Everything gardens>Cities

The term Garden City is immediately evocative and attractive. Who doesn’t like gardens? Who doesn’t think a city like a garden would be appealing?

This is the term’s greatest advantage and most disabling handicap: it creates a positive feeling without offering any clear definition about what it means. Thus it can be all things to all people in its casual usage of the phrase and yet manifest in ways indistinguishable from other developments.

Maldon South Garden Suburb in Essex

This is clearly a feature rather than a bug of the recent recruitment of the term Garden City/Suburb/Community/Town by developers and political actors seeking a softer cover for their build build build agenda. Anything that distracts objectors, that reduces NIMBY opposition a little, is a suitable tool for their armoury.
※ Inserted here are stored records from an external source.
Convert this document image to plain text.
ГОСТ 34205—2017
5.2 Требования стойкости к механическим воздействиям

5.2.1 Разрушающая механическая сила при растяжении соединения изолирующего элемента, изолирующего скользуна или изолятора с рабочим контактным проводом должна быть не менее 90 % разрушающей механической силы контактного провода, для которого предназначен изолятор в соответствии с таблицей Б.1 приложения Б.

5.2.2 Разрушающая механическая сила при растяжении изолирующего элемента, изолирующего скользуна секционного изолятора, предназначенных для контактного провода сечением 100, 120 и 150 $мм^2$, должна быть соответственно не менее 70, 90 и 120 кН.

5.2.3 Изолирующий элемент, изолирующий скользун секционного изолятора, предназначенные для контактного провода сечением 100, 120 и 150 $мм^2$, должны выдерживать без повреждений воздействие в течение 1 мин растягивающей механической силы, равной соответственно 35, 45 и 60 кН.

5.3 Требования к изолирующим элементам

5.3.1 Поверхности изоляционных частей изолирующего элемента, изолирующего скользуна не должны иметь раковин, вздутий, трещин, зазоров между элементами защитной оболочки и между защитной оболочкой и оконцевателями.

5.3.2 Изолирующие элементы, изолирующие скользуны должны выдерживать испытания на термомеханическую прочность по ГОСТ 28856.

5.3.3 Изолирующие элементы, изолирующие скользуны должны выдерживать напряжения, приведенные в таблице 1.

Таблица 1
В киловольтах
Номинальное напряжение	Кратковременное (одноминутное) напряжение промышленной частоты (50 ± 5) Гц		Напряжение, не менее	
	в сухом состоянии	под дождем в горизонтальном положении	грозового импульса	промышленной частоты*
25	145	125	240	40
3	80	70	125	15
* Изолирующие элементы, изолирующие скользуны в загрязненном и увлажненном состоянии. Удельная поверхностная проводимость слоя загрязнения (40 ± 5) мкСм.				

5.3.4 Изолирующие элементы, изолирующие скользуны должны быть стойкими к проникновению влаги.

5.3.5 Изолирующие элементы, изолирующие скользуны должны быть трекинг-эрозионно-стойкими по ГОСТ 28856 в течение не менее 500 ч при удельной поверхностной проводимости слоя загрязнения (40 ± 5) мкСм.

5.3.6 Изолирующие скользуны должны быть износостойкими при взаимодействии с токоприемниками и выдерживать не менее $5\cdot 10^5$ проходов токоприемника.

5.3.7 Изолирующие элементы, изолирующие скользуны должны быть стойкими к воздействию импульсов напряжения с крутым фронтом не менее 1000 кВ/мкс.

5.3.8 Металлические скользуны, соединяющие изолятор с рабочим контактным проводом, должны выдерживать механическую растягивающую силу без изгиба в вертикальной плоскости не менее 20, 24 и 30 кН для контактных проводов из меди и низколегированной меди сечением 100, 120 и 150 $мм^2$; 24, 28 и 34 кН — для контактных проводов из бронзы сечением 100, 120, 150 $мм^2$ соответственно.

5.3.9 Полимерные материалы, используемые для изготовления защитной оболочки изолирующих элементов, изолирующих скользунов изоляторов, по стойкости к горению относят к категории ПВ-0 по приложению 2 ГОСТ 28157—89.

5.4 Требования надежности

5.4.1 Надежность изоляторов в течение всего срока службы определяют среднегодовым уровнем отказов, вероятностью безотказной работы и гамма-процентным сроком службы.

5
Ebbsfleet Garden City in Kent, promotional material

That we have a housing crisis in the UK is clear – for decades now, social housing has become largely unavailable, private tenancies have been insecure, private sector rents have impoverished and the cost of buying a home has risen faster than wages, leaving workers priced out of the market. The government’s planning agenda is also clearly undemocratic and favours developers over citizens. Much of the grassroots resistance to new developments however is a mix of valid questions about the affordability of new housing and the lack of accompanying infrastructure, with obstinate positioning against any, and all, developments. This second part generally coming from an I’m-alright-Jack crowd of older homeowners.

As it’s almost all developer led, the housing that is delivered tends to be identikit with little respect for site or ecology. Weak government standards mean it’s unlikely to be passivhaus standard, or orientated for solar gain, or to have solar PV, solar thermal, home batteries, grey-water cycling, rainwater harvesting, source heat pumps or any real nods to the climate emergency past LED bulbs, double glazing and 270 mm of loft insulation. Sales literature indicates that hard-standing for parking and garages has far more importance than gardens in these garden communities. The shared greenspace tends to be laid to lawn, and much of that seems likely to be captured for overspill parking. Nothing else seems to be communal – there’s nothing here learned from co-housing or socialist housing projects – it’s atomised habitation for independent consumers.

These are not cities, suburbs, communities or towns that have been gardened – cultivated and crafted to meet the needs of people, or the more-than-human suite of lifeforms necessary for flourishing, healthy existence.

Aesthetically I find them pretty terrible too – British private housing tends towards a brick bound, small windowed, pastiche of something long forgotten. It’s like modernism never happened, like the different approaches of our Scandinavian cousins, our other European family are invisible and impossible to learn from.

Surely these appeals to novel forms of urban existence demand some visioning beyond the Barratt Home or the Taylor Wimpey new build? Perhaps it’s just me with a wrongheaded vision of what a garden community might be?

When I’m captured by the visionary invitation to imagine a garden community it doesn’t look like little houses made of ticky-tack, it evokes the Alhambra, Giethoorn, LILAC in Leeds, King Camp Gillette’s Metropolis, RetroSuburbia, Rivendell, Red Vienna, Village Homes in Davis CA, Clifford Harper’s Visions, Wakanda – it looks like Abundant Living in the Coming Age of the Tree, continuous productive urban landscapes, the hanging gardens of Babylon, schrebergärten, the solarpunk imaginaries of Moebius, Luc Schuiten’s Cité Végétale and thousands of visual speculations on sites like Artstation, DeviantArt and Tumblr.

It’s not just about visual appeal, it’s about creating productive, low-impact, liveable spaces that work with nature rather than against it, that are carbon negative and decommodified. It’s about imagining another world and building back better.

This might look a thousand different ways, but I’ll finish with a vision from Richard St Barbe Baker to set the mind in motion and a bunch of images that I like.

I picture village communities of the future in valleys protected by trees on the high ground. They would have fruit and nut orchards, live free from disease and enjoy leisure, liberty and justice for all living with a sense of oneness with the earth and all living things. The accomplishment of this will assure, not only the perpetuation of the forests through intelligent use, but also the regeneration of the very spirit of man.